Learn more about Cynet Response Orchestration.

FAQs

Why is an incident response plan important?

In the event of a cyberattack, data breach, or IT disruption, having a structured plan in place ensures that your team knows exactly what to do, who is responsible for what, and how to contain and recover from the incident. This minimizes damage, panic, stress, downtime, and data loss. Sometimes, an incident response plan is also a compliance requirement.

How do I use an incident response plan template effectively?

Start by selecting an incident response plan that aligns closely with your industry, size, and risk profile. Then, tailor it to your organization’s specific infrastructure, tools, and regulatory obligations. Involve stakeholders from IT, security, legal, HR, and executive leadership to ensure the plan is comprehensive and reflects real-world operational realities. Finally, conduct tabletop exercises regularly to reinforce familiarity and improve response time.

Are there different templates for small businesses vs. enterprises?

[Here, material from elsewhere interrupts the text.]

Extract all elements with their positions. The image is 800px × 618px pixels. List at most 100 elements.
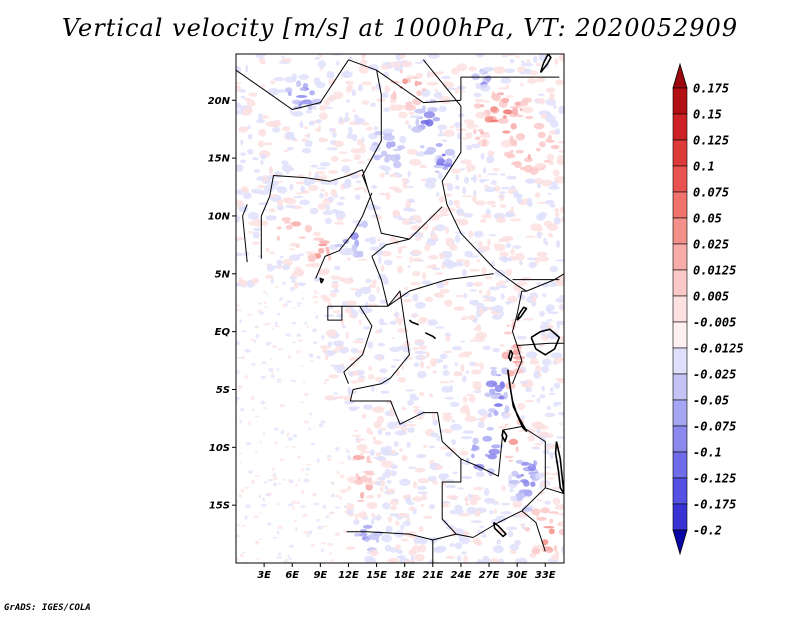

Small business templates tend to focus on simplicity, affordability, and scalability. They often provide basic structures with fewer personnel roles, lighter documentation, and less reliance on complex tools or third-party integrations. Enterprise-grade templates are far more granular and complex. They account for distributed teams, multiple departments, regulatory nuances, extensive IT infrastructure, and the need for automation and integration with existing security stacks.

What is the difference between an incident response plan and a playbook?

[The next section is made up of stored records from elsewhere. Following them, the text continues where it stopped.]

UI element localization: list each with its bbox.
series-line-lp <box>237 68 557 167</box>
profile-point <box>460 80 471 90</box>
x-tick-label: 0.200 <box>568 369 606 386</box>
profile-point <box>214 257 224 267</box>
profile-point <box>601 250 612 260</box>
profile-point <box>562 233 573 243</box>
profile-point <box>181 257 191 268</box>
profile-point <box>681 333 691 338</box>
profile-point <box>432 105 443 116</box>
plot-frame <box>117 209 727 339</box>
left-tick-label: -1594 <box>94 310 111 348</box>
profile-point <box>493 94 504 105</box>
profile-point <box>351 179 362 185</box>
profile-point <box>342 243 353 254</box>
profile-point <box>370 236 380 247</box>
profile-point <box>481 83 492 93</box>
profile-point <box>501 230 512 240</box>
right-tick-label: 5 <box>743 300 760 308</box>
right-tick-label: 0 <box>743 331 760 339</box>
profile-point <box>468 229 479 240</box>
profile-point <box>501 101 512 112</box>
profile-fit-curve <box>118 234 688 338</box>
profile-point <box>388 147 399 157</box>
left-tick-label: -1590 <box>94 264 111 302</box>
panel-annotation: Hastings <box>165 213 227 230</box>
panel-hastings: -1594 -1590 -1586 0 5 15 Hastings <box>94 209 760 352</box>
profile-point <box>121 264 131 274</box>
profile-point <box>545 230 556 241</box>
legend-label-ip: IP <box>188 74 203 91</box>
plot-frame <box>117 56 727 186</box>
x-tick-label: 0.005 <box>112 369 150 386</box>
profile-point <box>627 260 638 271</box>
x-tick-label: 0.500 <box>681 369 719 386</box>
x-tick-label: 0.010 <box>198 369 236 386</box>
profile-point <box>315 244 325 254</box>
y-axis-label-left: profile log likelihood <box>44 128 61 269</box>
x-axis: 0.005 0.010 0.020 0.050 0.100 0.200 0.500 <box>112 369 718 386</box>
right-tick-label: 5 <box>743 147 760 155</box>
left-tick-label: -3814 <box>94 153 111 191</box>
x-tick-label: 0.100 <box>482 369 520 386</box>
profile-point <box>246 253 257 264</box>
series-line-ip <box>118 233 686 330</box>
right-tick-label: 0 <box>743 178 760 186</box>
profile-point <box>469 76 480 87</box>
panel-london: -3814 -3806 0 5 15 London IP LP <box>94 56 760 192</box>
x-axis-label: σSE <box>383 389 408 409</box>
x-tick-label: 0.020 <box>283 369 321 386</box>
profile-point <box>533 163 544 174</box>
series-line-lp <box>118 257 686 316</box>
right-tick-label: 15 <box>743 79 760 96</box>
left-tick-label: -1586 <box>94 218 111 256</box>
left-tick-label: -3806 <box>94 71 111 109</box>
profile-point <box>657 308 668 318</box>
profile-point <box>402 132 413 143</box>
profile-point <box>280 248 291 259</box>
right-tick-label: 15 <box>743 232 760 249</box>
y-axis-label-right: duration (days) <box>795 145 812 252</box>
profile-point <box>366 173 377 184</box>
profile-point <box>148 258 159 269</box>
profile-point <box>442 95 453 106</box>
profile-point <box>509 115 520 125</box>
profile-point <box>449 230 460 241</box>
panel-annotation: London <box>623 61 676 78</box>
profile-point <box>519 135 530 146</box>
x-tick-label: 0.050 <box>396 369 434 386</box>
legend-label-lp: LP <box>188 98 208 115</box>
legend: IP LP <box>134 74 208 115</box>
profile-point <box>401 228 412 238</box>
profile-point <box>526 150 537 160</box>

An incident response plan is the overarching document that outlines your organization’s overall strategy and process for handling security incidents. A playbook dives into the “how” for specific incident types. For example, you might have separate playbooks for phishing, ransomware, insider threats, or data breaches.

Is it better to use a downloadable plan template or create one from scratch?

Starting with a downloadable template is the better approach, especially for teams that are creating their first incident response plan or lack the in-house expertise to build one from the ground up. Then, invest in refining it to make it your own.

How often should I update my incident response plan?

Your incident response plan should be reviewed and updated at least annually. More frequent updates are advisable if your organization is going through major changes. For example, if you adopt new technologies, restructure teams, onboard third-party vendors, or experience a significant incident, your plan should be immediately reassessed to reflect those changes.